A distinctive element to Emerald City Plant Shop is that it also serves as an event space that can be rented out for use by community groups or private businesses.

“Being a Black woman is very much part of my identity, and creating a space that is inclusive of everyone is at the core of what Emerald City is,” she says. While a student at WPI, she was a member of such campus affinity groups as the National Society of Black Engineers, and the Black Student Union, which showed her “the importance of building community in places that weren’t necessarily designed for us.”

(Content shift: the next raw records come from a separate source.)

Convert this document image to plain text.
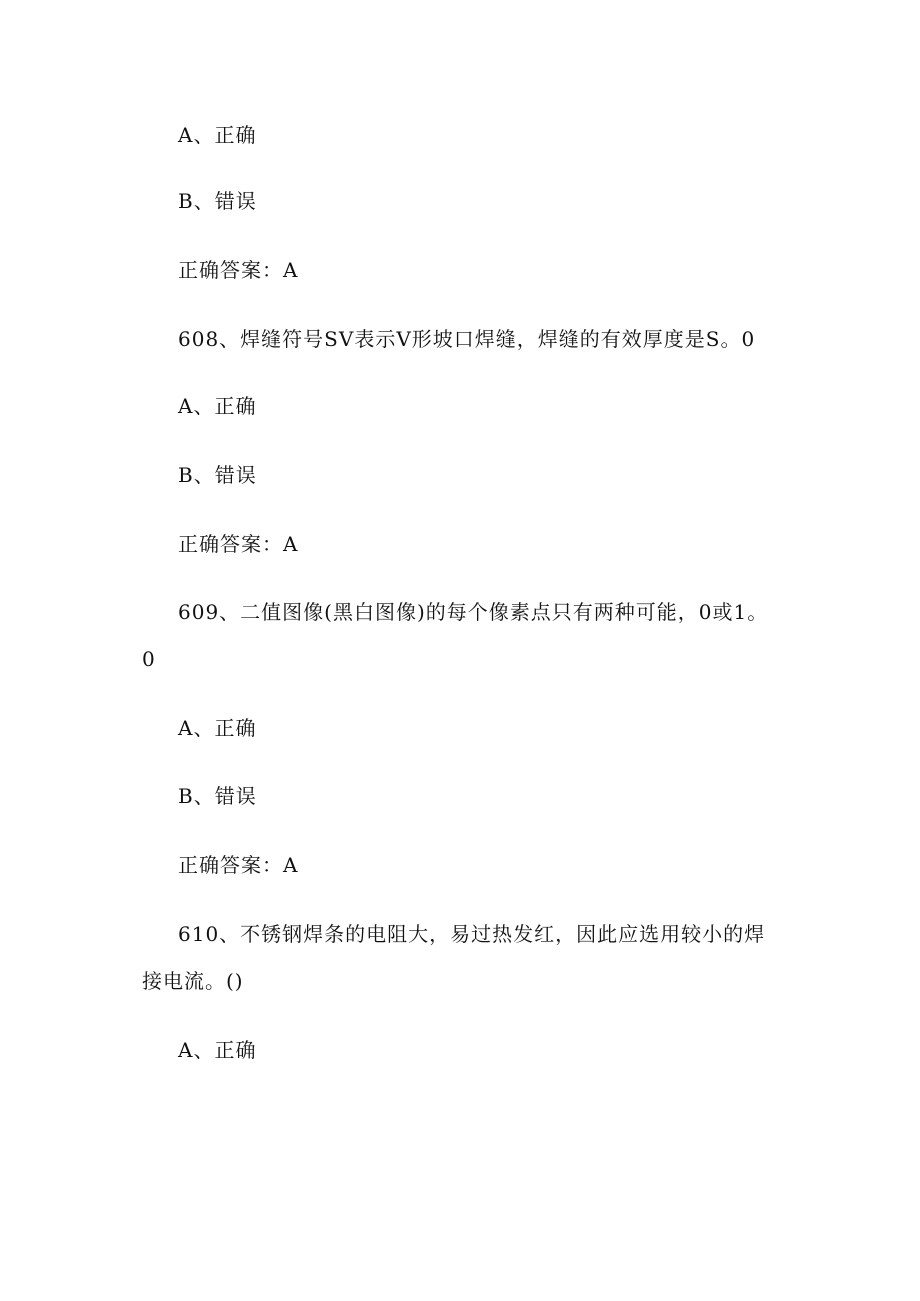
A、正确
B、错误
正确答案：A
608、焊缝符号SV表示V形坡口焊缝，焊缝的有效厚度是S。0
A、正确
B、错误
正确答案：A
609、二值图像(黑白图像)的每个像素点只有两种可能，0或1。
0
A、正确
B、错误
正确答案：A
610、不锈钢焊条的电阻大，易过热发红，因此应选用较小的焊
接电流。()
A、正确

To help other Black professionals in Boston, she became a lead organizer of the Boston Young Black Professionals in 2012 as a way to make friends, network, have fun, and give back to the community. Now more than 2,000 members strong, the organization has sponsored events such as Boston’s Black-owned Business Pop-Up Market, monthly networking events, trips and parties, and opportunities for community service.

Future plans

Turner’s future plans are ambitious. First, she intends to open another shop in Massachusetts to learn how to manage a business that’s not located minutes away from her home. Then she wants to open similar stores in other major cities—such as Chicago, Atlanta, and Washington, D.C.—where she realizes “there aren’t many plant shops, let alone Black-owned plant shops,” she says. “Being able to bring Emerald City and all that it represents to other cities is a huge goal of mine.”

She’s also restarted her GoFundMe page to raise more capital to purchase a delivery truck and expand event offerings. And for mental health reasons, she hopes to “scale back and be able to enjoy myself in the one or two things I do decide to do.”

The lessons she learned at WPI—especially how to work in groups—continue to shape her, even if she has taken a non-traditional career path.

“A lot of people who find out I graduated from WPI will ask me, ‘Why aren’t you using your engineering degree?’” she says. “WPI taught me to think comfortably on my toes, pivot quickly, and problem solve. That has definitely helped me as an entrepreneur. WPI was almost like a boot camp for entrepreneurship.”